To extract cue words from annotated xml files in res/xml/train/ cd into:

$ cd src/modules/

and run:

$ python extractCueWords.py

Two files with cue words from all documents within the res/xml/train/ folder will be written. One file will be written to res/cuewords/baskerville_cuewords.txt alphabetically sorted and without duplicates, and the other to res/cuewords/baskerville_cuewords_postagged.txt alphabetically sorted, POS tagged and also without duplicates.

Frame removal

To remove frames from annotated data in res/xml/train/ in order to prepare the files for final testing, cd into:

$ cd src/modules/

and run

$ python removeFrames.py

Files without frame annotations will be written to res/xml/train/output/

Rulesets extraction

To extract rulesets from res/xml/test/ and write a txt file with various cueword statistics, cd into:

$ cd src/modules/

and run

$ python cueWordsStatistics.py

Files with cue word statistics will be written to res/cuewords/stats/

Scope, Focus, Target detection

To detect negated sentences based on cue words from res/xml/test/ and write xml files with frame annotations, cd into:

$ cd src/modules/

and run

$ python detectNegation.py

Files with negated splitwords and sentences, annotated with frame annotations (focus, scope, negated) will be written to res/xml/train/output/ Open the file with Salto in order to view the annotations.

Evaluation

To evaluate the results, cd into:

$ cd src/modules/

and run

$ python evaluation.py

The standard output is written to the console. Use python evaluation.py > outputfile.txt to output the results to a txt file.

Contributors

Darmin Spahic, Robert Sass

References

Ballesteros, Díaz, Francisco, Gervás, Carrillo de Albornoz, Plaza. UCM-2: a Rule-Based Approach to Infer the Scope of Negation via Dependency Parsing.

License

MIT License

Copyright (c) 2016-2017 negation-detection

Permission is hereby granted, free of charge, to any person obtaining a copy of this software and associated documentation files (the "Software"), to deal in the Software without restriction, including without limitation the rights to use, copy, modify, merge, publish, distribute, sublicense, and/or sell copies of the Software, and to permit persons to whom the Software is furnished to do so, subject to the following conditions:

The above copyright notice and this permission notice shall be included in all copies or substantial portions of the Software.

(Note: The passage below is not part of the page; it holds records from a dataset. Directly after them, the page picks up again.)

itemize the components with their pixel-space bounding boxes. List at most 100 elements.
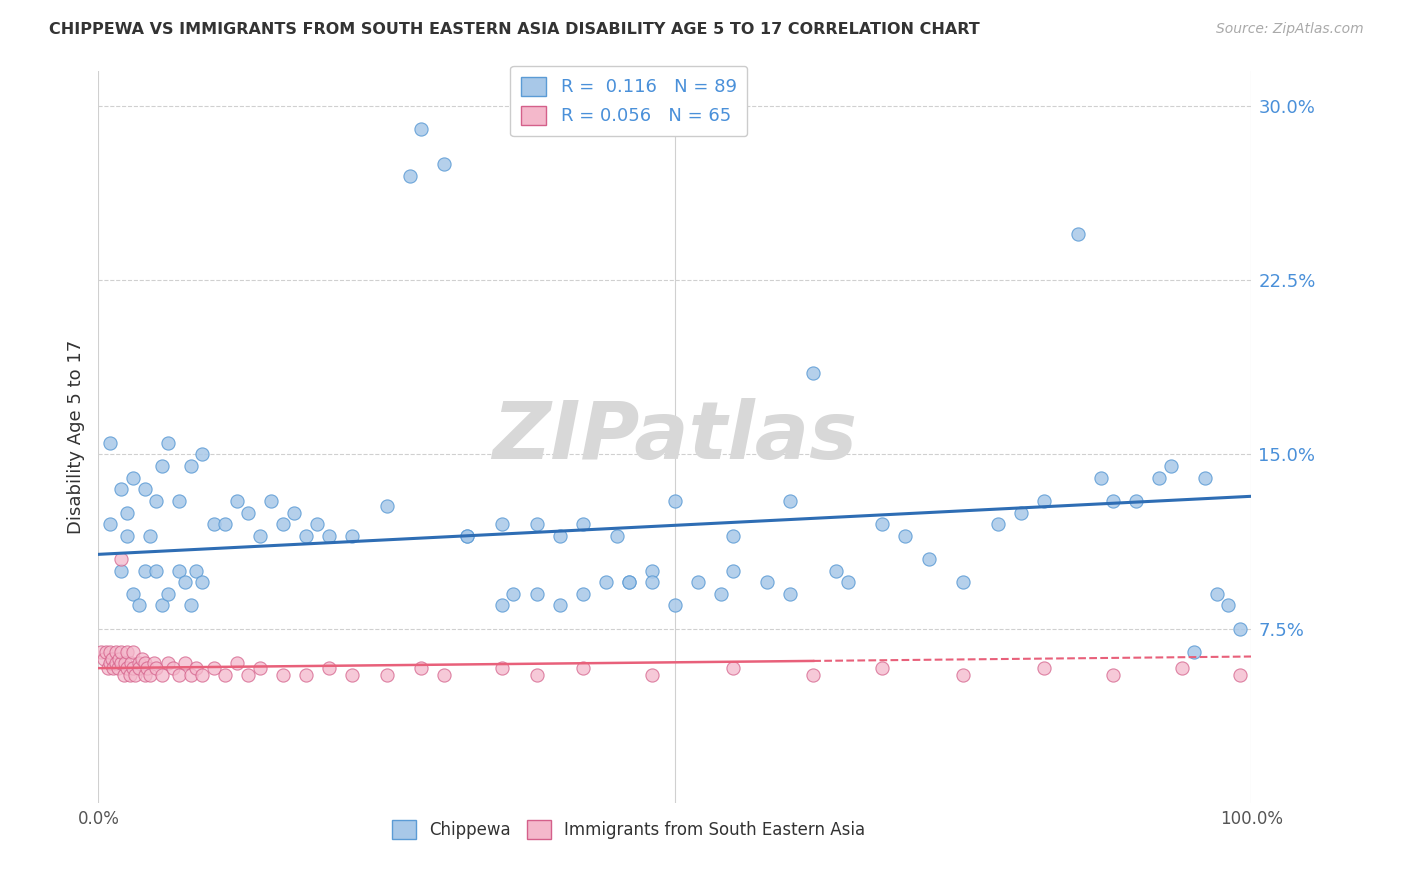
Point (238, 506, 260, 520)
Point (1205, 587, 1227, 601)
Point (571, 517, 593, 532)
Text: ZIPatlas: ZIPatlas (492, 398, 858, 476)
Point (1218, 599, 1240, 613)
Point (191, 668, 214, 682)
Point (122, 587, 145, 601)
Point (571, 661, 593, 675)
Point (801, 366, 824, 380)
Point (779, 494, 801, 508)
Point (491, 599, 513, 613)
Point (142, 657, 165, 671)
Point (1182, 645, 1205, 659)
Point (131, 652, 153, 666)
Point (145, 564, 167, 578)
Point (180, 668, 202, 682)
Point (167, 564, 190, 578)
Point (110, 552, 132, 566)
Point (114, 657, 136, 671)
Point (307, 517, 329, 532)
Point (1010, 506, 1032, 520)
Point (96, 645, 118, 659)
Point (180, 599, 202, 613)
Point (917, 552, 939, 566)
Point (825, 564, 848, 578)
Point (1229, 622, 1251, 636)
Point (433, 157, 456, 171)
Point (756, 575, 779, 590)
Point (271, 517, 294, 532)
Point (120, 657, 142, 671)
Point (98, 517, 121, 532)
Point (134, 668, 156, 682)
Point (150, 668, 173, 682)
Point (1102, 668, 1125, 682)
Point (502, 587, 524, 601)
Point (139, 668, 162, 682)
Point (156, 587, 179, 601)
Point (139, 529, 162, 543)
Legend: Chippewa, Immigrants from South Eastern Asia: Chippewa, Immigrants from South Eastern … (385, 814, 872, 846)
Point (318, 661, 340, 675)
Point (1147, 471, 1170, 485)
Point (93, 652, 115, 666)
Point (1160, 459, 1182, 474)
Point (167, 668, 190, 682)
Point (318, 529, 340, 543)
Point (894, 529, 917, 543)
Point (872, 517, 894, 532)
Point (162, 661, 184, 675)
Point (375, 499, 398, 513)
Point (110, 657, 132, 671)
Point (191, 448, 214, 462)
Point (411, 661, 433, 675)
Text: CHIPPEWA VS IMMIGRANTS FROM SOUTH EASTERN ASIA DISABILITY AGE 5 TO 17 CORRELATIO: CHIPPEWA VS IMMIGRANTS FROM SOUTH EASTER… (49, 22, 980, 37)
Point (1032, 494, 1054, 508)
Point (779, 587, 801, 601)
Point (664, 599, 686, 613)
Y-axis label: Disability Age 5 to 17: Disability Age 5 to 17 (66, 340, 84, 534)
Point (124, 668, 146, 682)
Point (104, 645, 127, 659)
Point (186, 564, 208, 578)
Point (1125, 494, 1147, 508)
Point (491, 661, 513, 675)
Point (110, 483, 132, 497)
Point (108, 652, 131, 666)
Point (571, 587, 593, 601)
Point (117, 661, 139, 675)
Point (295, 668, 318, 682)
Point (548, 599, 571, 613)
Point (107, 661, 129, 675)
Point (174, 657, 197, 671)
Point (104, 657, 127, 671)
Point (1032, 661, 1054, 675)
Point (641, 564, 664, 578)
Point (202, 661, 225, 675)
Point (952, 668, 974, 682)
Point (180, 459, 202, 474)
Point (249, 661, 271, 675)
Point (174, 575, 197, 590)
Point (340, 529, 363, 543)
Point (987, 517, 1010, 532)
Point (214, 668, 236, 682)
Point (686, 575, 709, 590)
Point (214, 517, 236, 532)
Text: Source: ZipAtlas.com: Source: ZipAtlas.com (1216, 22, 1364, 37)
Point (118, 668, 141, 682)
Point (110, 564, 132, 578)
Point (135, 661, 157, 675)
Point (156, 657, 179, 671)
Point (664, 494, 686, 508)
Point (295, 529, 318, 543)
Point (117, 506, 139, 520)
Point (90, 645, 112, 659)
Point (721, 564, 744, 578)
Point (110, 645, 132, 659)
Point (145, 661, 167, 675)
Point (103, 661, 125, 675)
Point (186, 661, 208, 675)
Point (606, 529, 628, 543)
Point (375, 668, 398, 682)
Point (191, 575, 214, 590)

THE SOFTWARE IS PROVIDED "AS IS", WITHOUT WARRANTY OF ANY KIND, EXPRESS OR IMPLIED, INCLUDING BUT NOT LIMITED TO THE WARRANTIES OF MERCHANTABILITY, FITNESS FOR A PARTICULAR PURPOSE AND NONINFRINGEMENT. IN NO EVENT SHALL THE AUTHORS OR COPYRIGHT HOLDERS BE LIABLE FOR ANY CLAIM, DAMAGES OR OTHER LIABILITY, WHETHER IN AN ACTION OF CONTRACT, TORT OR OTHERWISE, ARISING FROM, OUT OF OR IN CONNECTION WITH THE SOFTWARE OR THE USE OR OTHER DEALINGS IN THE SOFTWARE.